Aber wie sieht eigentlich unsere Vision von der Welt von morgen aus? Da ist einerseits das Idealbild: Alle Menschen werden Brüder, in aller Welt gelten Kants kategorischer Imperativ, Demokratie, Gerechtigkeit und Freiheit in Verantwortung. Unsere schöne neue Welt, das ist das Paradies auf Erden, in das wir gewendete Zeitgenossen nun endlich zurückkehren; nur die Schlangen und der Baum der Erkenntnis mit seinen giftigen Äpfeln bleiben außen vor. Ein Trugbild – hören wir endlich auf, von einer Welt zu träumen, die es nie geben wird!

Das Gegenmodell dazu ist eine bipolare Welt: hier die so genannten westlichen Werte, die Gemeinschaft freier Individuen, dort das totalitär-kollektivistische System, in dem der Einzelne nichts, der Staat alles ist. Eine solche Weltordnung wäre nicht die beste aller denkbaren, wohl aber die beste aller real möglichen Vorstellungen, zumindest, solange es in unserer Hand liegt, zu entscheiden, auf welcher Seite wir leben wollen.

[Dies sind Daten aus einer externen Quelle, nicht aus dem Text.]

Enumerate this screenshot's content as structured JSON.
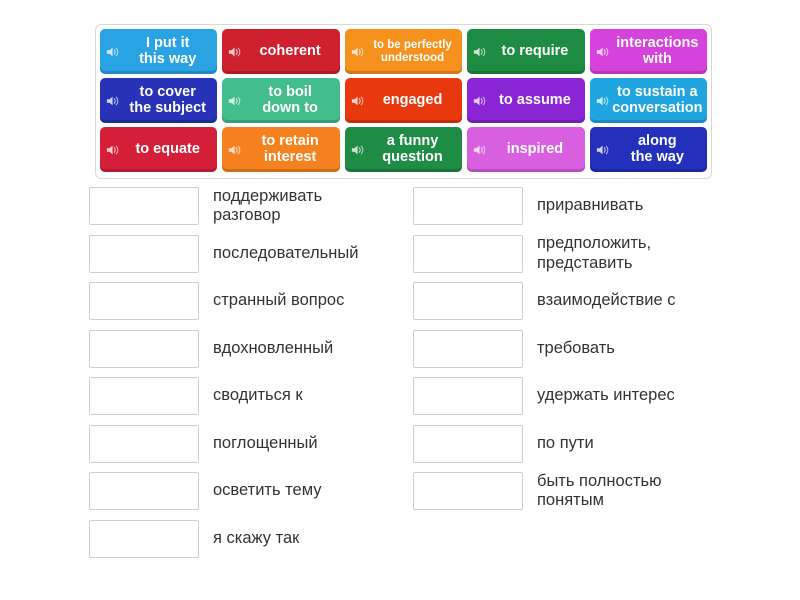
{
  "activity": {
    "type": "match-up",
    "audio_icon": "speaker-icon"
  },
  "tile_bank": {
    "rows": [
      [
        {
          "label": "I put it\nthis way",
          "color": "#29a3e3",
          "size": "normal"
        },
        {
          "label": "coherent",
          "color": "#cf2030",
          "size": "normal"
        },
        {
          "label": "to be perfectly\nunderstood",
          "color": "#f7911e",
          "size": "small"
        },
        {
          "label": "to require",
          "color": "#1e8b43",
          "size": "normal"
        },
        {
          "label": "interactions\nwith",
          "color": "#d642dc",
          "size": "normal"
        }
      ],
      [
        {
          "label": "to cover\nthe subject",
          "color": "#2732b8",
          "size": "normal"
        },
        {
          "label": "to boil\ndown to",
          "color": "#43bd8b",
          "size": "normal"
        },
        {
          "label": "engaged",
          "color": "#e8380d",
          "size": "normal"
        },
        {
          "label": "to assume",
          "color": "#8a25d6",
          "size": "normal"
        },
        {
          "label": "to sustain a\nconversation",
          "color": "#21a5e0",
          "size": "normal"
        }
      ],
      [
        {
          "label": "to equate",
          "color": "#d51f38",
          "size": "normal"
        },
        {
          "label": "to retain\ninterest",
          "color": "#f5821f",
          "size": "normal"
        },
        {
          "label": "a funny\nquestion",
          "color": "#1f8c45",
          "size": "normal"
        },
        {
          "label": "inspired",
          "color": "#d860e0",
          "size": "normal"
        },
        {
          "label": "along\nthe way",
          "color": "#2230bb",
          "size": "normal"
        }
      ]
    ]
  },
  "answers": {
    "left_column": [
      {
        "text": "поддерживать\nразговор",
        "dropped": ""
      },
      {
        "text": "последовательный",
        "dropped": ""
      },
      {
        "text": "странный вопрос",
        "dropped": ""
      },
      {
        "text": "вдохновленный",
        "dropped": ""
      },
      {
        "text": "сводиться к",
        "dropped": ""
      },
      {
        "text": "поглощенный",
        "dropped": ""
      },
      {
        "text": "осветить тему",
        "dropped": ""
      },
      {
        "text": "я скажу так",
        "dropped": ""
      }
    ],
    "right_column": [
      {
        "text": "приравнивать",
        "dropped": ""
      },
      {
        "text": "предположить,\nпредставить",
        "dropped": ""
      },
      {
        "text": "взаимодействие с",
        "dropped": ""
      },
      {
        "text": "требовать",
        "dropped": ""
      },
      {
        "text": "удержать интерес",
        "dropped": ""
      },
      {
        "text": "по пути",
        "dropped": ""
      },
      {
        "text": "быть полностью\nпонятым",
        "dropped": ""
      }
    ]
  }
}
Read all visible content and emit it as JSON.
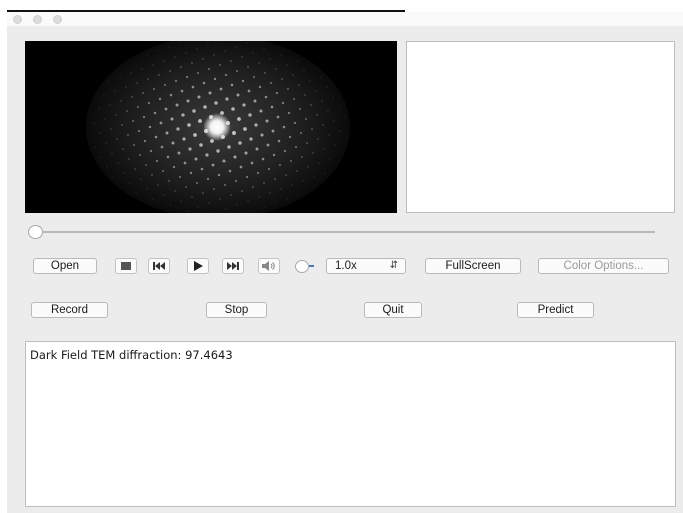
{
  "player": {
    "open_label": "Open",
    "speed_value": "1.0x",
    "fullscreen_label": "FullScreen",
    "color_options_label": "Color Options...",
    "position": 0
  },
  "actions": {
    "record_label": "Record",
    "stop_label": "Stop",
    "quit_label": "Quit",
    "predict_label": "Predict"
  },
  "output": {
    "text": "Dark Field TEM diffraction: 97.4643"
  },
  "icons": [
    "stop-icon",
    "skip-back-icon",
    "play-icon",
    "skip-forward-icon",
    "volume-icon"
  ],
  "colors": {
    "accent": "#3a7bd5",
    "window_bg": "#ececec",
    "video_bg": "#000000"
  }
}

Von dieser Entscheidung hängt letztlich auch ab, was wir in der gegenwärtigen Situation zu tun und zu lassen haben. Nehmen wir unsere Werte, festgeschrieben in Verfassungen und Menschenrechtsdeklarationen, wirklich ernst, dann müssen wir alles tun, um diesen Angriffskrieg so schnell wie möglich enden zu lassen. Das setzt aber klare militärische Vorteile für die Ukraine voraus; zum gegenwärtigen Zeitpunkt ginge ein Waffenstillstand nur zu Lasten der Opfer, würde die Aggressoren belohnen und ermutigen. Ein solches Ende dieses Krieges wäre der Auftakt zum nächsten Krieg. 

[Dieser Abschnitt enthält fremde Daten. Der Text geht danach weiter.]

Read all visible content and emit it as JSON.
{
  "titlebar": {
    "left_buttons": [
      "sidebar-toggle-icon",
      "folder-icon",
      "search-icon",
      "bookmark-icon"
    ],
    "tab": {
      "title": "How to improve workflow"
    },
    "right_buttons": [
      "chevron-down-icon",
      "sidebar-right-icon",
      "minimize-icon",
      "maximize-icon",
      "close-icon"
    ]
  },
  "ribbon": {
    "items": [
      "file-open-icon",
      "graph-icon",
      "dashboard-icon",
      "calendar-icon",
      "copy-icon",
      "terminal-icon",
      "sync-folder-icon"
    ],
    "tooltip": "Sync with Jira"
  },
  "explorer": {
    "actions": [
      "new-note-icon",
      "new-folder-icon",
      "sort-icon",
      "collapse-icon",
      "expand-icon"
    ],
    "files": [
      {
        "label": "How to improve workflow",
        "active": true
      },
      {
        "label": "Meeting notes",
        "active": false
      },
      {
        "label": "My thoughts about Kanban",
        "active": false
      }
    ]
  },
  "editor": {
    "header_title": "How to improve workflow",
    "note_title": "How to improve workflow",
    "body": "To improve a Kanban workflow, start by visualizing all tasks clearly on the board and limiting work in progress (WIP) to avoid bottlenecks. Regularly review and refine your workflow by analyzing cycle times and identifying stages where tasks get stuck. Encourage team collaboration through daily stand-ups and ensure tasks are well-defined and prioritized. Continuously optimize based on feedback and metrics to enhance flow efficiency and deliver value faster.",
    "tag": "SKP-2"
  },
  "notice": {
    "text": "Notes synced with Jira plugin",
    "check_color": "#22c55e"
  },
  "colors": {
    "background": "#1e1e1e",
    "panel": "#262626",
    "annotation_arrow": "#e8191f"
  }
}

Daher ist allen Forderungen, die militärische Unterstützung Kiews, insbesondere die Waffenlieferungen, zu stoppen, eine deutliche Absage zu erteilen. Lassen wir die Ukraine jetzt allein, wird es sie bald überhaupt nicht mehr geben. Wir schaffen damit keinen Frieden, sondern liefern Millionen unschuldiger Menschen der brutalsten Unterdrückung aus. Was das konkret bedeutet, haben wir in Butscha gesehen. Ein solcher "Frieden ohne Waffen" erinnert fatal an das "Ruhe in Frieden": in der Ukraine – und wohl bald auch anderenorts – würde nicht '"Frieden" einkehren, sondern Friedhofsruhe. 

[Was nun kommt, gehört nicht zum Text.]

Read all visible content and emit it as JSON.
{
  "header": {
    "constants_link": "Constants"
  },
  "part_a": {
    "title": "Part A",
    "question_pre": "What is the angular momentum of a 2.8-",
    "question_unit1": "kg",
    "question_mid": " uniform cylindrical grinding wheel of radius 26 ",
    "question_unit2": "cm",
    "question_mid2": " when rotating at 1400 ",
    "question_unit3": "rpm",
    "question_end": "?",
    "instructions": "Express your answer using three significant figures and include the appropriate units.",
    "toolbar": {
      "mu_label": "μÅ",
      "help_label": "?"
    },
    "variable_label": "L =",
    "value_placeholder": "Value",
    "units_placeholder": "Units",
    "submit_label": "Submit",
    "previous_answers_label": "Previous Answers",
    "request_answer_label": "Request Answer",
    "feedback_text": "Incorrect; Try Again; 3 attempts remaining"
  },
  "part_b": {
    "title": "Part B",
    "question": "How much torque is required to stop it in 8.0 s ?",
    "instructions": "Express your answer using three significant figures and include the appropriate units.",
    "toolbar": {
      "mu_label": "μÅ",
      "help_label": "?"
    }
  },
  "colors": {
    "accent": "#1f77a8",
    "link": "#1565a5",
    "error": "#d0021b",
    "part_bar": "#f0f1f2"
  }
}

Pazifisten zitieren gern (und nicht ganz korrekt) Bert Brecht: "Stell dir vor, es ist Krieg, und keiner geht hin…." Und ebenso gern lassen sie die Fortsetzung des Zitats weg. Hier ist sie: "…dann kommt der Krieg zu euch!" Und weiter: "…wer den Kampf vermeiden will, … wird kämpfen für die Sache des Feindes." Dem ist in der gegenwärtigen Auseinandersetzung über Waffenlieferungen nichts hinzuzufügen.